Given the earlier background of Darra Singh as chief executive of a black-led housing association, it might be speculated that the CIC’s conclusions on single group funding came in part from his experience. It is certainly the case that many of the eighty-odd BME associations established in the 1980s have diversified to take on wider roles, serving wider communities than those from which they originally drew their base. However, they have also had more than twenty years to mature in this way, whereas newer organisations based in newer migrant communities are still in many cases in their formative stages, and struggling for resources. A shift in climate against single group funding may make life even more difficult for them. This would, indeed, be an unfortunate legacy of the CIC’s work.
Conclusion
In the end, however, it seems facile to dismiss the CIC’s vision as ‘naïve’ and to dismiss its efforts to get to grips with what Vertovec (2006) has called Britain’s new ‘super-diversity’. In arguing that the CIC merely repeats in a different form what McGhee sees as the mistakes of the earlier reports on cohesion (for example, the Cantle report – Home Office, 2001), he dismisses various important features of the CIC report which respond to the changed reality of mixed neighbourhoods in Britain today. For example:
- Its call for policy to reflect the complexity of needs brought by ‘super-diversity’, rather than being locked into dealing only with what are now Britain’s long-established BME communities.

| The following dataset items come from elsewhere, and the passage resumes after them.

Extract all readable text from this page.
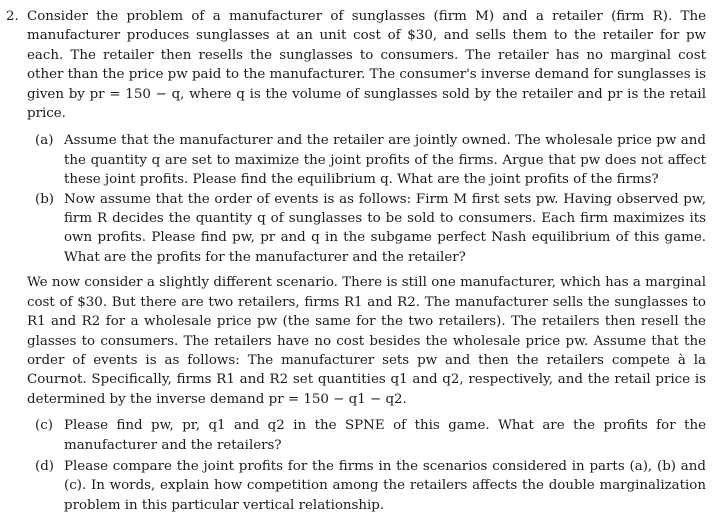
2. Consider the problem of a manufacturer of sunglasses (firm M) and a retailer (firm R). The manufacturer produces sunglasses at an unit cost of $30, and sells them to the retailer for pw each. The retailer then resells the sunglasses to consumers. The retailer has no marginal cost other than the price pw paid to the manufacturer. The consumer's inverse demand for sunglasses is given by pr = 150 − q, where q is the volume of sunglasses sold by the retailer and pr is the retail price.
(a) Assume that the manufacturer and the retailer are jointly owned. The wholesale price pw and the quantity q are set to maximize the joint profits of the firms. Argue that pw does not affect these joint profits. Please find the equilibrium q. What are the joint profits of the firms?
(b) Now assume that the order of events is as follows: Firm M first sets pw. Having observed pw, firm R decides the quantity q of sunglasses to be sold to consumers. Each firm maximizes its own profits. Please find pw, pr and q in the subgame perfect Nash equilibrium of this game. What are the profits for the manufacturer and the retailer?
We now consider a slightly different scenario. There is still one manufacturer, which has a marginal cost of $30. But there are two retailers, firms R1 and R2. The manufacturer sells the sunglasses to R1 and R2 for a wholesale price pw (the same for the two retailers). The retailers then resell the glasses to consumers. The retailers have no cost besides the wholesale price pw. Assume that the order of events is as follows: The manufacturer sets pw and then the retailers compete à la Cournot. Specifically, firms R1 and R2 set quantities q1 and q2, respectively, and the retail price is determined by the inverse demand pr = 150 − q1 − q2.
(c) Please find pw, pr, q1 and q2 in the SPNE of this game. What are the profits for the manufacturer and the retailers?
(d) Please compare the joint profits for the firms in the scenarios considered in parts (a), (b) and (c). In words, explain how competition among the retailers affects the double marginalization problem in this particular vertical relationship.
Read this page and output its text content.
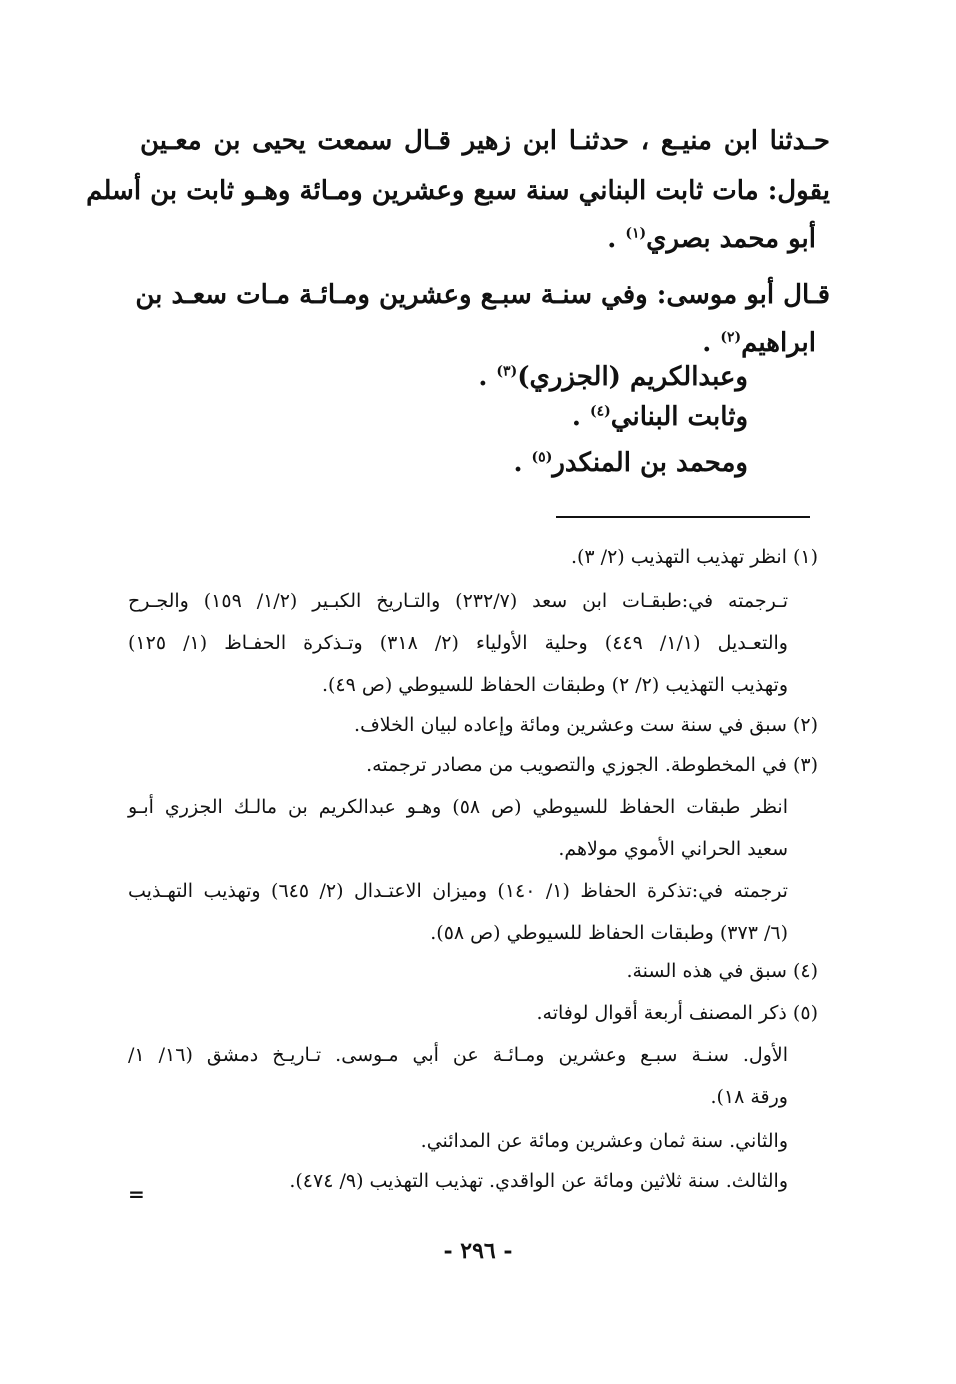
حـدثنا ابن منيـع ، حدثنـا ابن زهير قـال سمعت يحيى بن معـين
يقول: مات ثابت البناني سنة سبع وعشرين ومـائة وهـو ثابت بن أسلم
أبو محمد بصري$^{(١)}$ .
قـال أبو موسى: وفي سنـة سبـع وعشرين ومـائـة مـات سعـد بن
ابراهيم$^{(٢)}$ .
وعبدالكريم (الجزري)$^{(٣)}$ .
وثابت البناني$^{(٤)}$ .
ومحمد بن المنكدر$^{(٥)}$ .
(١) انظر تهذيب التهذيب (٢/ ٣).
تـرجمته في:طبقـات ابن سعد (٢٣٢/٧) والتـاريخ الكبـير (١/٢/ ١٥٩) والجـرح
والتعـديل (١/١/ ٤٤٩) وحلية الأولياء (٢/ ٣١٨) وتـذكرة الحفـاظ (١/ ١٢٥)
وتهذيب التهذيب (٢/ ٢) وطبقات الحفاظ للسيوطي (ص ٤٩).
(٢) سبق في سنة ست وعشرين ومائة وإعاده لبيان الخلاف.
(٣) في المخطوطة. الجوزي والتصويب من مصادر ترجمته.
انظر طبقات الحفاظ للسيوطي (ص ٥٨) وهـو عبدالكريم بن مالـك الجزري أبـو
سعيد الحراني الأموي مولاهم.
ترجمته في:تذكرة الحفاظ (١/ ١٤٠) وميزان الاعتـدال (٢/ ٦٤٥) وتهذيب التهـذيب
(٦/ ٣٧٣) وطبقات الحفاظ للسيوطي (ص ٥٨).
(٤) سبق في هذه السنة.
(٥) ذكر المصنف أربعة أقوال لوفاته.
الأول. سنـة سبـع وعشرين ومـائـة عن أبي مـوسى. تـاريـخ دمشق (١٦/ ١/
ورقة ١٨).
والثاني. سنة ثمان وعشرين ومائة عن المدائني.
والثالث. سنة ثلاثين ومائة عن الواقدي. تهذيب التهذيب (٩/ ٤٧٤).
=
- ٢٩٦ -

- Its advocacy of the importance of recent migration, in its impact both on local areas (e.g. in terms of its affect on the housing market) and on people’s perceptions about newcomers.
- Its recognition that issues about cohesion now extend to many different areas, in addition to those affected by the 2001 disturbances, including many places which hitherto have had little experience of ethnic diversity.
- Its recognition, too, that cohesion is not just about race, ethnicity and faith, but for example is about relationships between younger and older people in an area.
- Its advocacy of local approaches, which respond to the different circumstances of different towns and neighbourhoods.
- Its emphasis on the potential of community development work to improve relationships between groups at neighbourhood level.
- Its questioning of the significance of physical segregation and ‘residential clustering’ as barriers to cohesion between ethnic groups.
- Its arguments for better communication strategies – especially to ‘bust myths’ about migration and access to services.
- Its call for a positive policy towards integrating migrants, especially focussing on their English-language needs.
- Its contention that integration implies a responsibility on both new residents and existing residents in an area to adapt to one another, rather than the responsibility lying only with the newcomers.
To end on a point of agreement with McGhee, it would be a pity if the main outcome of the CIC’s work were to be an over-simplistic and potentially damaging shift in funding policy away from supporting community-based groups in minority ethnic communities. if, on the other hand, it were to lead to lasting policy changes which reflect the important elements of the report set out above, its legacy would be much more positive.